- Night Girl as depicted in Adventure Comics #524 (2011).

Publication information
- Publisher: DC Comics
- First appearance: Adventure Comics #306 (March 1963)
- Created by: Edmond Hamilton (script) John Forte (art)

In-story information
- Alter ego: Lydda Jath
- Species: Kathoonian
- Place of origin: Kathoon
- Team affiliations: Legion of Substitute Heroes Legion of Super-Heroes
- Abilities: Superhuman strength that only could be used in darkness

= Night Girl =

DC Comics character

Night Girl (Lydda Jath) is a fictional character appearing in media published by DC Comics, primarily as a member of the Legion of Super-Heroes and Legion of Substitute Heroes in the 30th and 31st centuries. She first appeared in Adventure Comics #306 (March 1963).

==Fictional character biography==
===Pre-Crisis===
Night Girl is a native of the planet Kathoon, a world which is in perpetual darkness and heated by an internal power source. Lydda possesses superhuman strength, given to her by her scientist father, but only at night or in deep shadow. Her powers were negated by the presence of ultraviolet energy.

In pre-Zero Hour continuity, Night Girl unsuccessfully tries out for the Legion of Super-Heroes, who reject her due to her situational and impractical abilities. After meeting fellow Legion reject Polar Boy, she becomes a founding member of the Legion of Substitute Heroes. While having powers with such a drastic limitation reduced her effectiveness as a superhero, she becomes quite skilled at martial arts. She has a crush on Cosmic Boy, which was her motivation for leaving Kathoon and trying out for the Legion. During the Five Year Gap, she and Cosmic Boy marry and have a son, Pol (named for Cosmic Boy's late brother). Prior to their marriage, similar events were depicted in the 1967 story arc "The Adult Legion", where Night Girl and Cosmic Boy were married in an alternate future.

===Later continuities===
In post-Zero Hour continuity, Night Girl is rejected at a try-out and joins the Legion of Substitute Heroes once more.

In the Threeboot continuity, Night Girl appears trying out for Legion membership by fighting Ultra Boy. She is later made a member of the Legion Reserves.
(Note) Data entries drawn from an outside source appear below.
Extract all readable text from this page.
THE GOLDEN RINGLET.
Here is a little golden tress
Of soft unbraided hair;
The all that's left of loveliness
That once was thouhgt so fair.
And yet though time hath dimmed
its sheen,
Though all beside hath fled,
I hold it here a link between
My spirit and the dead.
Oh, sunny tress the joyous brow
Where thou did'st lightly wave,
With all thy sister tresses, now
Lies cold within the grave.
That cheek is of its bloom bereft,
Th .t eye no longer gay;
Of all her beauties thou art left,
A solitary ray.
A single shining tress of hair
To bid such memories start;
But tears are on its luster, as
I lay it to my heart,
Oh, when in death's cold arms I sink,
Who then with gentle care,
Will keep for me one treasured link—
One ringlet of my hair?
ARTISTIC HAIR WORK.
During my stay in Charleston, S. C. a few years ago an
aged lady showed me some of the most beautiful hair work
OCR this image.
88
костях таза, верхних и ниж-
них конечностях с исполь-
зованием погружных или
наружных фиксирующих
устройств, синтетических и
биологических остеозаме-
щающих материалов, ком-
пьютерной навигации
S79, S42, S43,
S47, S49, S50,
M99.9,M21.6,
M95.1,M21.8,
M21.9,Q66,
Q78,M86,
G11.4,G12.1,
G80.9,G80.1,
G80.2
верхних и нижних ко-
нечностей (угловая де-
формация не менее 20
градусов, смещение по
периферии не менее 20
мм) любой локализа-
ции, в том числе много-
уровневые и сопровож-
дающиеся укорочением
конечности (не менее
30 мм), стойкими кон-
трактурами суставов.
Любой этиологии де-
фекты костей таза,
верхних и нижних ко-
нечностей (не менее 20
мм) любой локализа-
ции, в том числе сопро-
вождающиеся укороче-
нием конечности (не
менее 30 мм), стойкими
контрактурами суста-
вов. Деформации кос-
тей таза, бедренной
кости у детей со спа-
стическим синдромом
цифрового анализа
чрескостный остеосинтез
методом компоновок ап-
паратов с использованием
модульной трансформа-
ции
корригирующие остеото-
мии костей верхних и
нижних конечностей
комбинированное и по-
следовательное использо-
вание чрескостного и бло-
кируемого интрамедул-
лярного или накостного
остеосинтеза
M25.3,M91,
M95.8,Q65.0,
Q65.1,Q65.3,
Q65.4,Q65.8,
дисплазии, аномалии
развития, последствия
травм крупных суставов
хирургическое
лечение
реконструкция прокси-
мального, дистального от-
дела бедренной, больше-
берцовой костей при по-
The events of Infinite Crisis restore an analogue of the pre-Crisis on Infinite Earths Legion of Super-Heroes to continuity. Night Girl appears as a member of the Legion of Super-Heroes and a teacher at the Legion Academy.

==Powers and abilities==
Night Girl has superhuman strength and durability equivalent to that of Superboy or Mon-El, but only in darkness or deep shadow. Her powers fade immediately in the presence of direct sunlight. Since her super strength is often unavailable, she has trained extensively and is a capable hand-to-hand combatant. Coming from a rogue planet not rotating a sun, she is accustomed to and can see in darkness.

==In other media==
- Night Girl makes non-speaking cameo appearances in Legion of Super Heroes.
- Night Girl appears as a character summon in Scribblenauts Unmasked: A DC Comics Adventure.
- Night Girl appears in the one-shot comic Batman '66 Meets the Legion of Super-Heroes.